10 things you need to know before European markets open

Good morning! Here’s what you need to know.

European growth is slowing. The European Central Bank trimmed its growth forecasts for the coming two years, cutting 2017 and 2018’s GDP growth numbers from 1.7% to 1.6%.

The Houses of Parliament need a refresh. Britain’s lawmakers should move out of London’s iconic Houses of Parliament for six years while the crumbling building is renovated to avert a crisis, a parliamentary report said Thursday.

Funding Circle is dwindling. Marketplace lender Funding Circle halved its lending volume in the US at this start of the year after spotting underperforming loans in an earlier “vintage,” according to the fintech company’s chief risk officer.

Housing bounced back after the Brexit shock. The August RICS survey found that house prices across the UK are expected to rise in the next three months, with housing market activity subdued but stable.

Twitter is giving its CEO more time. Chief Executive Jack Dorsey is expected to be given a few more quarters to execute his turnaround plan and his management will not be questioned at a board meeting.
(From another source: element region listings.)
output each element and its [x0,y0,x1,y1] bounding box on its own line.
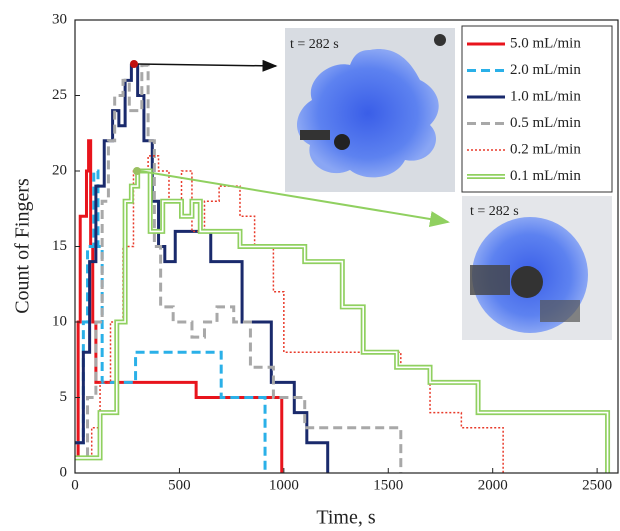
inset-image-2 [462,196,612,340]
series-line [75,139,284,473]
series-line [75,63,403,473]
legend-label: 1.0 mL/min [510,88,581,104]
y-tick-label: 30 [52,11,67,27]
y-tick-label: 0 [60,464,68,480]
y-tick-label: 15 [52,238,67,254]
x-axis-label: Time, s [316,507,376,529]
series-line [75,63,330,473]
point-marker [130,60,138,68]
x-tick-label: 2500 [582,477,612,493]
x-tick-label: 1500 [373,477,403,493]
legend-label: 0.2 mL/min [510,141,581,157]
legend-label: 2.0 mL/min [510,62,581,78]
plot-area [75,63,611,473]
y-axis-label: Count of Fingers [12,178,34,314]
arrow [139,170,450,227]
arrow [137,59,278,72]
x-tick-label: 0 [71,477,79,493]
legend: 5.0 mL/min 2.0 mL/min 1.0 mL/min 0.5 mL/min… [461,25,613,193]
legend-label: 5.0 mL/min [510,35,581,51]
y-tick-label: 25 [52,87,67,103]
y-tick-label: 20 [52,162,67,178]
annotation: t = 282 s [470,204,519,219]
y-tick-label: 10 [52,313,67,329]
inset-image-1 [285,28,455,192]
series-line-inner [75,170,609,473]
point-marker [133,167,141,175]
legend-label: 0.1 mL/min [510,168,581,184]
legend-label: 0.5 mL/min [510,115,581,131]
annotation: t = 282 s [290,37,339,52]
series-line [75,155,504,473]
legend-box [461,25,613,193]
x-tick-label: 2000 [478,477,508,493]
x-tick-label: 1000 [269,477,299,493]
series-line [75,169,267,473]
x-tick-label: 500 [168,477,191,493]
y-tick-label: 5 [60,389,68,405]
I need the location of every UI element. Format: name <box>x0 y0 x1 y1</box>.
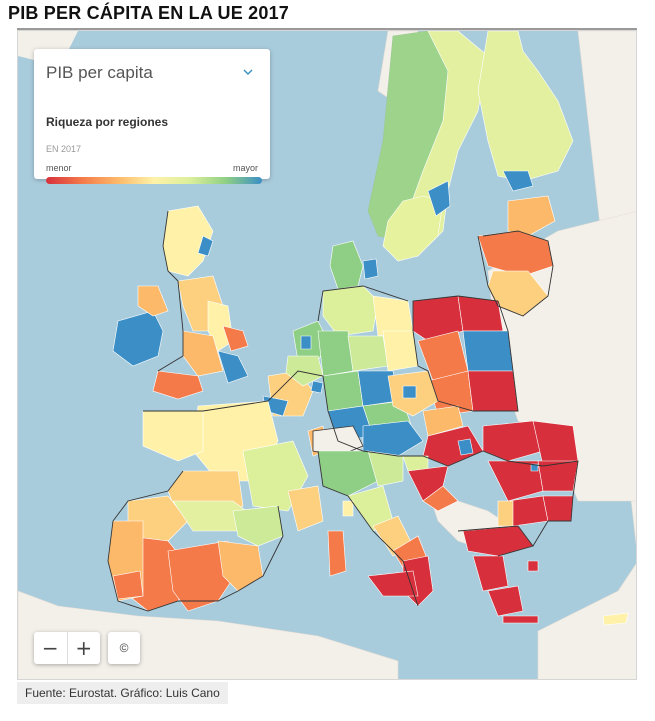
balkans-west <box>402 455 459 512</box>
ireland <box>112 285 169 367</box>
united-kingdom <box>152 205 249 400</box>
romania-bulgaria <box>482 420 579 527</box>
zoom-controls: − + <box>34 632 100 664</box>
sweden <box>382 31 489 262</box>
legend-panel: PIB per capita Riqueza por regiones EN 2… <box>34 49 270 184</box>
greece <box>462 525 539 624</box>
zoom-out-button[interactable]: − <box>41 636 59 660</box>
denmark <box>329 240 379 290</box>
map-view[interactable]: PIB per capita Riqueza por regiones EN 2… <box>17 30 637 680</box>
north-land <box>18 31 78 61</box>
legend-min-label: menor <box>46 163 72 173</box>
cyprus <box>602 612 629 626</box>
chevron-down-icon[interactable] <box>242 67 254 77</box>
italy <box>317 450 434 607</box>
indicator-select-label: PIB per capita <box>46 63 153 82</box>
indicator-select[interactable]: PIB per capita <box>46 63 258 87</box>
source-credit: Fuente: Eurostat. Gráfico: Luis Cano <box>17 682 228 704</box>
legend-max-label: mayor <box>232 163 258 173</box>
title-divider <box>17 28 637 30</box>
country-borders <box>107 210 579 612</box>
zoom-in-button[interactable]: + <box>75 636 93 660</box>
attribution-button[interactable]: © <box>108 632 140 664</box>
page-title: PIB PER CÁPITA EN LA UE 2017 <box>8 3 289 23</box>
choropleth-map[interactable] <box>18 31 637 680</box>
finland <box>477 31 574 192</box>
germany <box>317 285 419 442</box>
poland <box>412 295 519 417</box>
legend-color-scale <box>46 177 262 184</box>
zoom-divider <box>66 632 68 664</box>
central-europe <box>362 370 484 467</box>
legend-year: EN 2017 <box>46 144 82 154</box>
iberia <box>107 495 284 612</box>
legend-subtitle: Riqueza por regiones <box>46 115 169 129</box>
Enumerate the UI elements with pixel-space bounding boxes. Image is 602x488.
The BOE is trying to let fintech grow. The Bank of England will not “stifle” innovation in financial technology with new rules as it seeks to get to grips with its impact, a senior central bank official said on Thursday.

The US jobs market is strong. The number of Americans filing for unemployment benefits unexpectedly fell last week, pointing to sustained labour market strength even as the pace of job growth is slowing.

A Japanese company needs rescuing. Takata will take initial bids from seven potential rescuers on September 19, as the Japanese air bag maker at the heart of the auto industry’s biggest-ever global recall fights for survival, two people with direct knowledge of the process told Reuters.

The EU wants to build up a combined army. Germany’s defence minister called for a European “defence union” during a visit to Lithuania, where Berlin is preparing to lead a battle group of about 1,000 troops as a deterrence against neighbouring Russia.

Armenia’s leader resigned. Armenian Prime Minister Hovik Abrahamyan tendered his resignation at a government meeting on Thursday, saying the country needed fresh policies, after an economic slowdown this year and outbreaks of violence.